Where China has one or two main centers and several ad hoc arbitrators, they do not have a plethora of centers that can divide the efforts of one or the other. Singapore has one main arbitration center as does Hong Kong and Malaysia. It is a different strategy, perhaps, that Vietnam is pursuing, but is it the right one.
Having assisted a client go through arbitration at Singapore, and then Malaysia, and then discover that there is no arbitration center in Macau, I’ve seen the importance of having a centralized arbitration center. Singapore has perhaps been the most aggressive with their center: Singapore International Arbitration Centre, or SIAC. I have met with SIAC arbitrators and promoters, and they seem quite keen on promoting the impartiality of their services, and the independence from the judiciary, though this is not entirely the case.
In Singapore there is quite a meddlesome system from the judiciary, on at least one occasion we were forced to go to the courts for a decision on the procedures to be followed by the arbitrators, and this took quite some time, and quite some cost. But there was no other option in Singapore, as there was no other option in many of the other countries of Asia.
Is Vietnam trying to provide a different experience? Vietnam resists court interference with arbitration procedures, waiting their turn for the time when the arbitration decision is to be enforced. At this point the courts have the right to overturn the arbitral decisions for several procedural and one or two substantive reasons. This is a different approach from the larger countrywide centers throughout the region, and one which allows for a more diverse arbitration personnel.
But is it the best thing for a country that is still a fledgling arbitrator. I know in Cambodia, when they first began to set up their arbitration system, there were several disputes between potential arbitrators and the government influenced arbitration center. I know my boss at the time, was among several arbitrators who took a test and then were told they had to take another test. They were disqualified because of their disputation with the center.
This is not the case in Vietnam, but it is a question, does the presence of, or the ability to set up, several arbitration centers create a better system for customers?
Let’s look at it.

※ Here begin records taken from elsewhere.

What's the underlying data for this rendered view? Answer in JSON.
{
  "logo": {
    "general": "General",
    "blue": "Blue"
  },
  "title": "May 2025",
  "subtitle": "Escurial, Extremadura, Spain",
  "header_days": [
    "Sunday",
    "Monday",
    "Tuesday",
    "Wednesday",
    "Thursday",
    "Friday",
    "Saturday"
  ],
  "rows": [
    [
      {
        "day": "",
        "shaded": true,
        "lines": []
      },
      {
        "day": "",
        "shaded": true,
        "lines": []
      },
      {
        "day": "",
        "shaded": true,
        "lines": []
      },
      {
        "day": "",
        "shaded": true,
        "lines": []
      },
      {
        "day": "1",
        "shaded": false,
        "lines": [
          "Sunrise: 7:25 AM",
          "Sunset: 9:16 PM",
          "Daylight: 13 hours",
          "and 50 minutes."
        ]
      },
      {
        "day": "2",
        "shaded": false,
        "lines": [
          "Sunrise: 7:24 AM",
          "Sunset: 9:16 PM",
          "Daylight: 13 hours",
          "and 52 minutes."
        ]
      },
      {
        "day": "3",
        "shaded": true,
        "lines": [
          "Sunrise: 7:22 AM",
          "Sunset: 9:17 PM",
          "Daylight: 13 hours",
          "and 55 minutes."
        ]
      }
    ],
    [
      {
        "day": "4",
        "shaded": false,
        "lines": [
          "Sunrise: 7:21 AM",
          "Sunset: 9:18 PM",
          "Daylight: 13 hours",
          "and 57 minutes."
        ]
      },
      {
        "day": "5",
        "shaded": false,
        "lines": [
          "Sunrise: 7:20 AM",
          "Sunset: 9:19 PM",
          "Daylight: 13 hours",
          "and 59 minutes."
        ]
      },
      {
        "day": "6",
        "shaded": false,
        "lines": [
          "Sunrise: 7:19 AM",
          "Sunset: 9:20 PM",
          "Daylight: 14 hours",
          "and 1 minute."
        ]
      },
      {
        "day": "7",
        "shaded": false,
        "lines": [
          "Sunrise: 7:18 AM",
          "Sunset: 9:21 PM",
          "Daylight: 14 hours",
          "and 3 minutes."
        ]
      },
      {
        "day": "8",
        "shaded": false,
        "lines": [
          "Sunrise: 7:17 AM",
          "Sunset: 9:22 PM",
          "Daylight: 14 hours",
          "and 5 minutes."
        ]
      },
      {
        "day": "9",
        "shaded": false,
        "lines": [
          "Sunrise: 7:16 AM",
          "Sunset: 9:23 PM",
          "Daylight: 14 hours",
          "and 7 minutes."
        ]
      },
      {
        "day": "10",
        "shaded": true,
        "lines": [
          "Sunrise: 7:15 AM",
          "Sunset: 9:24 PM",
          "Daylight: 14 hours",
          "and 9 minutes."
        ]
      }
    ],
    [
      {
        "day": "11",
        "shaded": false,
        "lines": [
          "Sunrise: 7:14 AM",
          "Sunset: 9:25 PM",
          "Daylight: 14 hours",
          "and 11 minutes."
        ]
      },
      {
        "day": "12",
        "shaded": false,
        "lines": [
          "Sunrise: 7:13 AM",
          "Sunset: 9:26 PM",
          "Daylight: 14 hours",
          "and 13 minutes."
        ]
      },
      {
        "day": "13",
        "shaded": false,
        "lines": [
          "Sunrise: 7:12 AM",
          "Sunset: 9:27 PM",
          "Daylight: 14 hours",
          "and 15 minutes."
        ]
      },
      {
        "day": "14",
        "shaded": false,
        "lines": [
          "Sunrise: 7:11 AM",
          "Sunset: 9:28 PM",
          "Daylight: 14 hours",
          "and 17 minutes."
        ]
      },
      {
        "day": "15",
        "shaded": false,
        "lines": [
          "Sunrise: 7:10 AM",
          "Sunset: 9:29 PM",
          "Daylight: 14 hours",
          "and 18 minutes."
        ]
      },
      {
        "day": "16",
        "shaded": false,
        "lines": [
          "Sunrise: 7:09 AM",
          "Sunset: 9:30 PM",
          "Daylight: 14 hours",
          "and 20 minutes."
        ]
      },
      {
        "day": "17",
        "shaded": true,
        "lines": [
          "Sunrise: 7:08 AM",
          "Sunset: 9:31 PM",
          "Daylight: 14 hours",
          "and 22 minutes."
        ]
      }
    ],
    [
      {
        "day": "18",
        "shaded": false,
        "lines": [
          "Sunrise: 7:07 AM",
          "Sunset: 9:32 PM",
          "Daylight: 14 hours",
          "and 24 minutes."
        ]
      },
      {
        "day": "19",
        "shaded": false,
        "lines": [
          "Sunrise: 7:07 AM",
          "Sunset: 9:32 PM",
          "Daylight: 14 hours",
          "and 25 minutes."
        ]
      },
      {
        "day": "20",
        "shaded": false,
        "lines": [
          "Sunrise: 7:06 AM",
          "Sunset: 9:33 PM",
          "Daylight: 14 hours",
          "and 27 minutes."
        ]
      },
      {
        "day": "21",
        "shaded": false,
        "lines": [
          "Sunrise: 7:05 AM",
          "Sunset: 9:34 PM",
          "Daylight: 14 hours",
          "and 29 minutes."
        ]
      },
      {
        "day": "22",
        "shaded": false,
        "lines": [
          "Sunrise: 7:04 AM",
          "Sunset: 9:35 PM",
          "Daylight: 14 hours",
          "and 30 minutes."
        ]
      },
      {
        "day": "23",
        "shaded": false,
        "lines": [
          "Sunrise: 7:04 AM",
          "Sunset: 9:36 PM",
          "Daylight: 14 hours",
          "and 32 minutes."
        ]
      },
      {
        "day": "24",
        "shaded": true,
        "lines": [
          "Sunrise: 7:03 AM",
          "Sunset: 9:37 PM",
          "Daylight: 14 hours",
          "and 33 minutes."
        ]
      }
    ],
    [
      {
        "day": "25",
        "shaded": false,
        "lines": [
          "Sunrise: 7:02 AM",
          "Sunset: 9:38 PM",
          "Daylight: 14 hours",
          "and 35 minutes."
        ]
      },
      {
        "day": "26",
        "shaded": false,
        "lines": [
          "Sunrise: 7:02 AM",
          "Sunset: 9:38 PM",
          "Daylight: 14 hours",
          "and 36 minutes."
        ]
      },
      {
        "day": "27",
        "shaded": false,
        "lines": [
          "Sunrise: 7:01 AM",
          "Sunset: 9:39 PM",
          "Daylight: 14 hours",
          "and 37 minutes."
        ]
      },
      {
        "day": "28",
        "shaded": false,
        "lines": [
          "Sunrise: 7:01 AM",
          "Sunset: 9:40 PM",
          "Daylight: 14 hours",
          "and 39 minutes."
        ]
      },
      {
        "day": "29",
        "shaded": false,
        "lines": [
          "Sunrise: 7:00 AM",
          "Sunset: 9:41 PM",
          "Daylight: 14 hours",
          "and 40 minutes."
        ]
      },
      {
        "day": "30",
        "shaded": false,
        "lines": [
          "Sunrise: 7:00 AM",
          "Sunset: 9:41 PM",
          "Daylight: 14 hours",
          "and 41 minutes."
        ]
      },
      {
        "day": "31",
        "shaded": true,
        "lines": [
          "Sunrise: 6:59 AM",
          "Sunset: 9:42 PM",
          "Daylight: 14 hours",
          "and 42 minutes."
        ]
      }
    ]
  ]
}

It offers greater choice. If one of the problems with the centralized arbitration centers is government oversight, there is less of that over individual arbitration centers in Vietnam. As such, it offers less control by a government questioned by several international investors. That’s a good thing, leaving the interference from the government to a court decision to enforce the arbitral decision, and provides a slightly cheaper and more streamlined process to enforcement.
That’s not to say that enforcement of decisions of either an arbitral panel or court of justice are quick and streamlined, but that’s another story for another time.
I’ll close with this. While looking at more mature markets like the United States where arbitration is a booming business and there is little regulation outside of contract, there is a tendency for big companies to impose their preferred arbitration centers on customers in contract, contract that is non-negotiable. This may eventually happen in Vietnam, and the knock on effect of this is that the preferred arbitration center sees its business grow as the large party sees more conflict. They are likely to rule in favor of the big client rather than the small individual litigant simply as a preservation of their cash flow.
In Vietnam, it’s essentially too early to see.